In previous posts of the “All About CFD” -“Fundamentals of Aerodynamics” During our discussion, we explored the concept of representing these stresses as a tensor. This approach proves to be advantageous when it comes to mathematical manipulation. However, for the purpose of gaining a physical understanding, it is more intuitive to think in terms of force vectors. By contracting the stress tensor with the unit vector that is normal to the hypothetical boundary between parcels, we obtain a vector that represents the force per unit area acting across the boundary. Furthermore, we can decompose this vector into two components: one that is perpendicular to the boundary and another that is parallel to it. In the context of the NS equations, the perpendicular component is assumed to be the local hydrostatic pressure, often referred to as the static pressure. On the other hand, the parallel component is known as the shear stress, which arises solely from the effects of viscosity.
Understanding pressure intuitively presents challenges due to its inherent nature in continuum fluid mechanics. Pressure can be visualized as the normal stress exerted on hypothetical boundaries encompassing a specific point in space.
Despite being a scalar quantity, it exerts force uniformly in all directions at a given point. Initially, comprehending this concept can be difficult. Certain commentators, such as Anderson and Eberhardt (2001), have mistakenly defined static pressure as “the pressure measured parallel to the flow.”
However, this description contradicts the true essence of pressure, which remains unaffected by flow direction and uniformly acts in all directions. A more intuitive approach to comprehending pressure involves considering its impact on a small yet finite fluid parcel. Within a field of constant pressure, this parcel encounters equal inward forces from the surrounding fluid in all directions.

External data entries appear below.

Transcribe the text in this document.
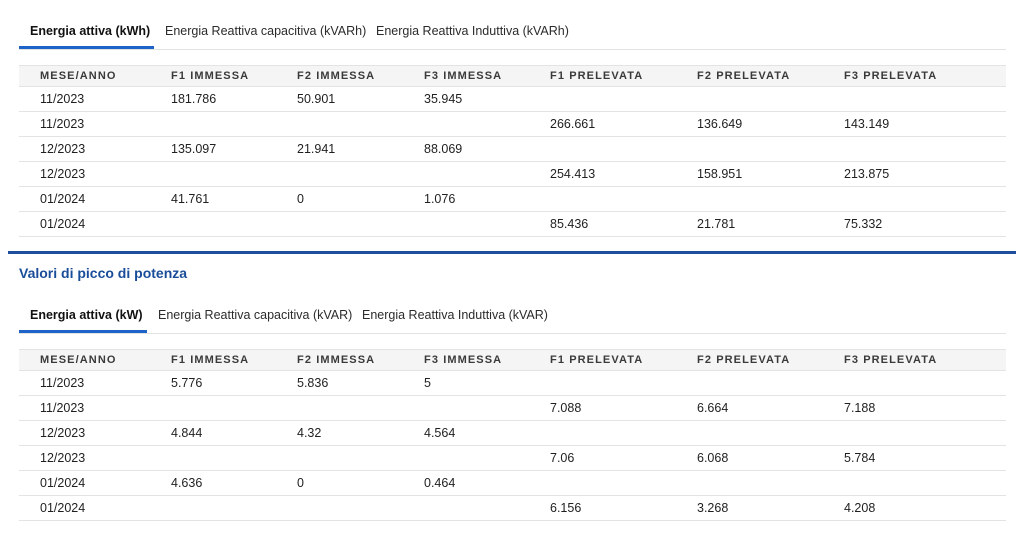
Energia attiva (kWh)	Energia Reattiva capacitiva (kVARh) Energia Reattiva Induttiva (kVARh)
MESE/ANNO	F1 IMMESSA	F2 IMMESSA	F3 IMMESSA	F1 PRELEVATA	F2 PRELEVATA	F3 PRELEVATA
11/2023	181.786	50.901	35.945			
11/2023				266.661	136.649	143.149
12/2023	135.097	21.941	88.069			
12/2023				254.413	158.951	213.875
01/2024	41.761	0	1.076			
01/2024				85.436	21.781	75.332
Valori di picco di potenza
Energia attiva (kW)	Energia Reattiva capacitiva (kVAR) Energia Reattiva Induttiva (kVAR)
MESE/ANNO	F1 IMMESSA	F2 IMMESSA	F3 IMMESSA	F1 PRELEVATA	F2 PRELEVATA	F3 PRELEVATA
11/2023	5.776	5.836	5			
11/2023				7.088	6.664	7.188
12/2023	4.844	4.32	4.564			
12/2023				7.06	6.068	5.784
01/2024	4.636	0	0.464			
01/2024				6.156	3.268	4.208
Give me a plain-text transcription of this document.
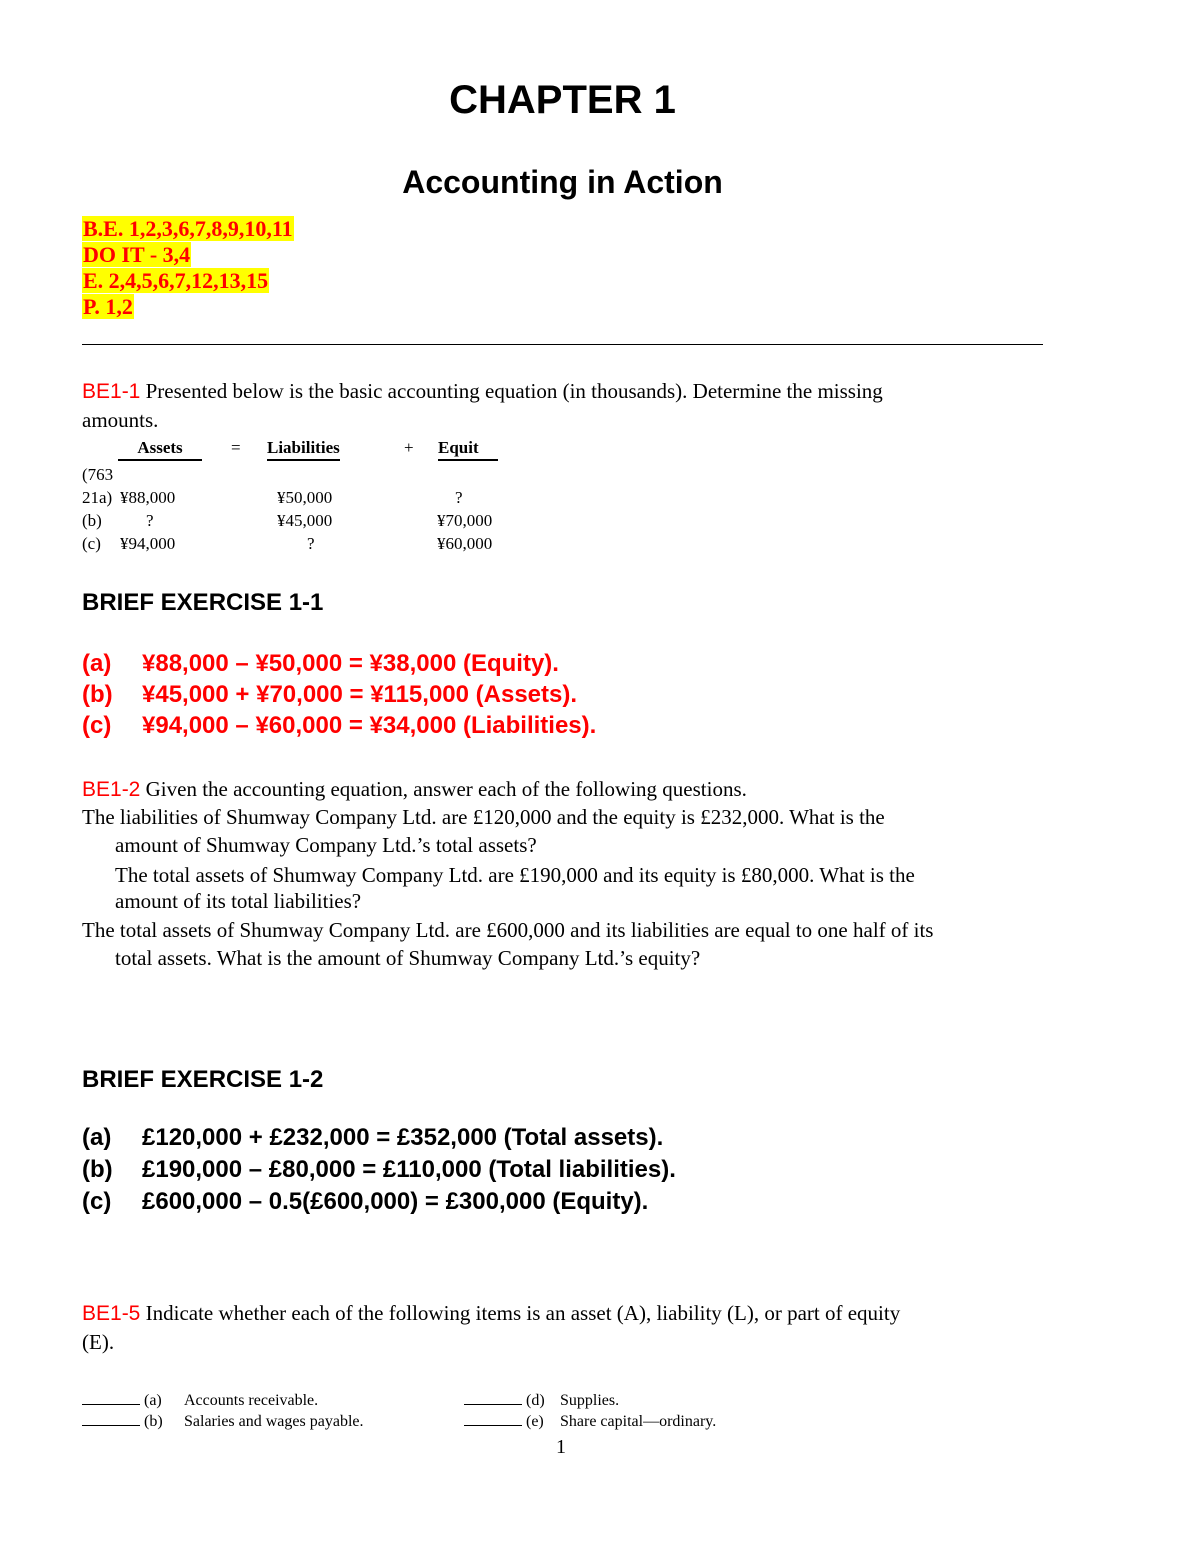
CHAPTER 1
Accounting in Action
B.E. 1,2,3,6,7,8,9,10,11
DO IT - 3,4
E. 2,4,5,6,7,12,13,15
P. 1,2
BE1-1 Presented below is the basic accounting equation (in thousands). Determine the missing
amounts.
Assets	= Liabilities	+ Equit
(763
21a) ¥88,000	¥50,000	?
(b)	?	¥45,000	¥70,000
(c) ¥94,000	?	¥60,000
BRIEF EXERCISE 1-1
(a) ¥88,000 – ¥50,000 = ¥38,000 (Equity).
(b) ¥45,000 + ¥70,000 = ¥115,000 (Assets).
(c) ¥94,000 – ¥60,000 = ¥34,000 (Liabilities).
BE1-2 Given the accounting equation, answer each of the following questions.
The liabilities of Shumway Company Ltd. are £120,000 and the equity is £232,000. What is the
amount of Shumway Company Ltd.’s total assets?
The total assets of Shumway Company Ltd. are £190,000 and its equity is £80,000. What is the
amount of its total liabilities?
The total assets of Shumway Company Ltd. are £600,000 and its liabilities are equal to one half of its
total assets. What is the amount of Shumway Company Ltd.’s equity?
BRIEF EXERCISE 1-2
(a) £120,000 + £232,000 = £352,000 (Total assets).
(b) £190,000 – £80,000 = £110,000 (Total liabilities).
(c) £600,000 – 0.5(£600,000) = £300,000 (Equity).
BE1-5 Indicate whether each of the following items is an asset (A), liability (L), or part of equity
(E).
(a) Accounts receivable.
(b) Salaries and wages payable.
(d) Supplies.
(e) Share capital—ordinary.
1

To induce any acceleration in the parcel, the total stresses acting on all faces of the parcel must result in a non-zero vector sum, indicating an unbalanced force. Stresses on opposite sides of the parcel act in opposite directions and cancel each other out if their magnitudes are equal. In a field of constant pressure, normal stresses cancel each other out, resulting in no unbalanced force. To have an unbalanced force, the magnitudes of stresses on opposite sides of the parcel must differ, requiring nonuniform pressure or viscous stress.
onsequently, the unbalanced force is not contingent on the stress per se but on the stress gradient, which is symbolized by ∇p in the context of pressure. This typically involves non-uniform fluid flow. Given that forces are influenced by the motion of the fluid parcel and its neighboring parcels, the cause-and-effect relationship between stresses and velocities becomes circular, thereby adding intricacy to our analysis. This subject matter will be further explored in an upcoming edition of our “All About CFD” series on the “Fundamentals of Aerodynamics.”
The acceleration of a parcel is governed by the momentum equation, therefore, to determine the parcel’s velocity, one must integrate the equation. Subsequent sections of the series will demonstrate how integrating the momentum equation for the steady flow of an inviscid fluid results in Bernoulli’s equation, a highly valuable flow relation.